Elke varkenshouder heeft al gemerkt dat de zwaarste biggen bij het spenen ook na het spenen het snelst groeien en dat het gewichtsverschil tussen lichte en zware biggen na het spenen alleen maar toeneemt. Deze waarneming werd ook herhaaldelijk bevestigd in veldstudies.
Belang van een hoog speengewicht voor een goede start
In een Nederlandse studie1 werden 192 biggen individueel gewogen bij het spenen en 34 dagen na het spenen. De biggen werden bij spenen, op gemiddeld 27 dagen leeftijd, ingedeeld in 3 groepen: kleine biggen met een gemiddeld gewicht van 6.7 kg; middelgrote biggen met een gemiddeld gewicht van 7.9 kg; grote biggen met een gemiddeld gewicht van 9.3 kg. Uit de resultaten blijkt dat het speengewicht een grote invloed heeft op de groeiprestaties na spenen. De kleine biggen groeiden 22 g/dag minder dan de middelgrote biggen, goed voor een verschil in gewichtstoename van 1.94 kg tijdens de eerste 34 dagen na spenen. Ten opzichte van de grote biggen groeiden de kleine biggen zelfs 47 g/dag minder, of een verschil in gewichtstoename van 4.19 kg.
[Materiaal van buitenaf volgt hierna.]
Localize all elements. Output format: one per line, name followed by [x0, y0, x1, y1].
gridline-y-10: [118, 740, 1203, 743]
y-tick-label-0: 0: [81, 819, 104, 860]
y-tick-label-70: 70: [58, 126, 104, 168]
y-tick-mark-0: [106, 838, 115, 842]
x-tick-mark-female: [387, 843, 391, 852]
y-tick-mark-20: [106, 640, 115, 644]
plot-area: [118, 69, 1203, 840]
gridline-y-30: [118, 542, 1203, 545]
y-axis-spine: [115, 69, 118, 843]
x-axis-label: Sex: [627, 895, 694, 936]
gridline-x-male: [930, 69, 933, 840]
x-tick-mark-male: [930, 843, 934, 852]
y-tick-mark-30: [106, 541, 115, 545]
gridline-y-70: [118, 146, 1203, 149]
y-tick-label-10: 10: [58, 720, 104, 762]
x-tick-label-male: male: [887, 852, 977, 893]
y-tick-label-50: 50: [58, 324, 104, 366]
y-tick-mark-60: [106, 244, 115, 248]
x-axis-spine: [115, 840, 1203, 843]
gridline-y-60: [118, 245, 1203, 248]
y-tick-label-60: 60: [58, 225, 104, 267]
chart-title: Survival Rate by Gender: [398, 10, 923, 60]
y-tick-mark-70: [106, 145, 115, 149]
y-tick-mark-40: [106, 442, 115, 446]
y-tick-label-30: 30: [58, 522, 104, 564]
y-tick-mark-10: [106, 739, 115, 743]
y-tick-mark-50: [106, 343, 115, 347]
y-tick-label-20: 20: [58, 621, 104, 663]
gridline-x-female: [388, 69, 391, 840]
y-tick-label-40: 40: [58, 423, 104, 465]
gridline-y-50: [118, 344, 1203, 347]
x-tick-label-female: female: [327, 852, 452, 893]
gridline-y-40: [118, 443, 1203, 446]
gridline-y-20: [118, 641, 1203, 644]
Invloed van speengewicht meetbaar tot het eind van de afmest
Dat het speengewicht niet alleen een invloed heeft op de groei van de gespeende biggen, maar dat dit effect zich ook verder in de afmest doorzet, werd aangetoond in een studie2 waarin varkens gewogen werden op 21 dagen leeftijd, op 77 dagen dagen leeftijd en op het eind van de afmest (177 dagen leeftijd). Het gewichtsverschil tussen biggen bij het spenen verdubbelde naar het eind van de batterijfase en verviervoudigde naar het eind van de afmestfase. Zo wogen leeftijdsgenoten die bij het spenen 450 gram zwaarder wogen op het eind van de batterijfase 900 gram zwaarder en dit vertaalde zich verder in een gewichtsverschil van 1,8 kg op het eind van de afmest.
Conclusie
Het speengewicht heeft een grote invloed op de groei van de gespeende biggen en vleesvarkens, waarbij varkens met een hoog speengewicht hun gewichtsvoordeel verder uitbreiden tijdens de batterijfase en in de afmest. Maatregelen die ervoor zorgen dat de biggen tijdens de zoogperiode optimaal kunnen groeien, hebben dus ook na het spenen een gunstige invloed op de prestaties. Naast het geboortegewicht en de melkproductie van de zeug kunnen ook bloedarmoede en infecties tijdens de zoogperiode leiden tot lagere speengewichten. Over de impact van bloedarmoede en infecties met coccidiose op het speengewicht en de groei na spenen leest u meer in een volgend artikel.
Bronnen
- Bruininx et al. Individually measured feed intake characteristics and growth performance of group-housed weanling pigs: effects of sex, initial body weight, and body weight distribution within groups. J. Anim. Sci. 2001, 79:301-308.
- Tokach et al. Influence of weaning weight and growth during the first week postweaning on subsequent pig performance. Kansas State University Swine Day, 1992.